Bulk somatic cell counts have been declining nationally for a number of years now, which is hopefully giving people more flexibility in terms of going onto once-a-day, milking on longer – if feed is available – and fewer clinical mastitis infections to deal with in spring. Given the progress on many farms, the temptation might be to take the foot off the pedal in terms of managing milk quality. Since empty rates appear to be up in some areas there might be reduced culling pressure on high cell-count or repeat clinical mastitis cows.

Also, short-term cash flow issues might put pressure on dry cow therapy decisions.
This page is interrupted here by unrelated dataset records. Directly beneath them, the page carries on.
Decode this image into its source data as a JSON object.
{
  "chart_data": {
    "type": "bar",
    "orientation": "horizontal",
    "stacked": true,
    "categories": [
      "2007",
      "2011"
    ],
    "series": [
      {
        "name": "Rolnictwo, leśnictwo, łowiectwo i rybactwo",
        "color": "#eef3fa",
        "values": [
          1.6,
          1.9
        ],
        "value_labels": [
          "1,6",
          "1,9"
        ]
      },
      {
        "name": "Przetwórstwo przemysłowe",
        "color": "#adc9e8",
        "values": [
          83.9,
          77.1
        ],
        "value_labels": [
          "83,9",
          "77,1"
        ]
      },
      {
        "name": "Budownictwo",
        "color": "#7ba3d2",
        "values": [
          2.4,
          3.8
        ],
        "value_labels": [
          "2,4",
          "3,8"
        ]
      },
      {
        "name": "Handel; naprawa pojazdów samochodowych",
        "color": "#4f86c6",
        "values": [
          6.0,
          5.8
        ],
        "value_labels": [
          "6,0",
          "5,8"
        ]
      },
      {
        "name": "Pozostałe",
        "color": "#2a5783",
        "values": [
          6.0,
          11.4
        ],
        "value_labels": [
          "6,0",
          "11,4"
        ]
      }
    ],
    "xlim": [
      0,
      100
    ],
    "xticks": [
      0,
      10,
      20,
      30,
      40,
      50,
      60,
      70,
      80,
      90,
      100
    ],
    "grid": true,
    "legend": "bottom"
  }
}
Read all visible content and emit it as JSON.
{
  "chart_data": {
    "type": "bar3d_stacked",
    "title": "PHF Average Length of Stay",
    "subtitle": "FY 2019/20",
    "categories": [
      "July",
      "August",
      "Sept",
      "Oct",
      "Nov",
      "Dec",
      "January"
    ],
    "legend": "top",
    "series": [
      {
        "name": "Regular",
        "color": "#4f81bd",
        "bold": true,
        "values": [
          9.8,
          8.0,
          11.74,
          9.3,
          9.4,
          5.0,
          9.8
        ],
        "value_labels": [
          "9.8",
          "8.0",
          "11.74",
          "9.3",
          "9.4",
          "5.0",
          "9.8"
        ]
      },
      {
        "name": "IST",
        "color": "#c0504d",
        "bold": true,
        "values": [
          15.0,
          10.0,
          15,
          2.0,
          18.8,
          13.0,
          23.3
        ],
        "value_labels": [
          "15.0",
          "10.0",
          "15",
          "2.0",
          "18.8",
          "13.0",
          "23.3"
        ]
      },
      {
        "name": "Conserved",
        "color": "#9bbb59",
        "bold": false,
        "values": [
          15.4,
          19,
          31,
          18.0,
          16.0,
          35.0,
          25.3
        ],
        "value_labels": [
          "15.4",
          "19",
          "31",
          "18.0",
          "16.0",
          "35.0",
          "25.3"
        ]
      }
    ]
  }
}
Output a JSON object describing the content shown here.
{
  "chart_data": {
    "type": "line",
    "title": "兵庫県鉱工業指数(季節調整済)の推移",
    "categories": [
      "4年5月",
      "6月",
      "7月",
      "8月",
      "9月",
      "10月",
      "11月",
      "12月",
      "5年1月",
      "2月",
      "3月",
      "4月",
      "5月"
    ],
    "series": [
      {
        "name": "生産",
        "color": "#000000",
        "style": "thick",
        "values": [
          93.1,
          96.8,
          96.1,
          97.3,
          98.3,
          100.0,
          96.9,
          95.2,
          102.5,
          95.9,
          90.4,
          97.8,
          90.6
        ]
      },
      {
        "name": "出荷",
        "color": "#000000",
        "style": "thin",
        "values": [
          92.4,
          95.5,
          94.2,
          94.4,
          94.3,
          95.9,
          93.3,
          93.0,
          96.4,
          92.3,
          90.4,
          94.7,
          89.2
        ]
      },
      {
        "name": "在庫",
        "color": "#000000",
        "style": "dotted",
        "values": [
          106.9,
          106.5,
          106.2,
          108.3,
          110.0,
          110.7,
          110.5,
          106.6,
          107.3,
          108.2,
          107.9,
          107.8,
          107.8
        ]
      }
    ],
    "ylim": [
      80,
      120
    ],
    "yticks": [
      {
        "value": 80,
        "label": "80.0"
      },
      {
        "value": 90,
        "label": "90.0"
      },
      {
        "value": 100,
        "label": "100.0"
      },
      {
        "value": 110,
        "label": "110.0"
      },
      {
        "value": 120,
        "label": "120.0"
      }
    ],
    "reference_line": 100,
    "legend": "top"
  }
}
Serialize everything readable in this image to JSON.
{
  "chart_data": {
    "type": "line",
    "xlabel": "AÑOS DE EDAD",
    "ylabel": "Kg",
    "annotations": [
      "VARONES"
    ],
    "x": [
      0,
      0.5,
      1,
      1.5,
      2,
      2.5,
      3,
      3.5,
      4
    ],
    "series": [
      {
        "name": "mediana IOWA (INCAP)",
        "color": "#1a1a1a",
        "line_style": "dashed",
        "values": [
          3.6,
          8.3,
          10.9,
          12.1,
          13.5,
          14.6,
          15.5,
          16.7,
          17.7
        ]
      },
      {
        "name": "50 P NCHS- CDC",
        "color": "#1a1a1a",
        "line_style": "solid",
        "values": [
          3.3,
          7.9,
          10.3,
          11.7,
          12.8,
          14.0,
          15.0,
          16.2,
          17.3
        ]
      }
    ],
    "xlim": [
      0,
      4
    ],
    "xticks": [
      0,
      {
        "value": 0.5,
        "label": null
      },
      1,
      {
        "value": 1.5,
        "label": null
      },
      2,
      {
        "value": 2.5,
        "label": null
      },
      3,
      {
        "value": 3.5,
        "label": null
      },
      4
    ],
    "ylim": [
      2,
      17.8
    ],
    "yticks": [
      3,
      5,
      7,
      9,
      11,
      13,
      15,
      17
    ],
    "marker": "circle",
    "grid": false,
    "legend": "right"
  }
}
The evidence is clear that dry cow therapy works and particularly for high cell-count cows combination therapy – an antibiotic and an internal teat sealant – works even better.

For lower cell-count cows, teat sealant alone is a viable option as the risk of mastitis in the next season and the cell counts of cows treated with teat sealant alone has been shown to be equivalent to that of antibiotics. It’s certainly better than leaving cows completely untreated at the end of lactation.

The proviso with use of teat sealants is that hygiene is critical. Teat sealants are not antibiotics and if bacteria carried into the gland infections may establish. Talk with your vet about these options and consider using technicians, employed by many veterinary practices, who are experienced at using teat sealants.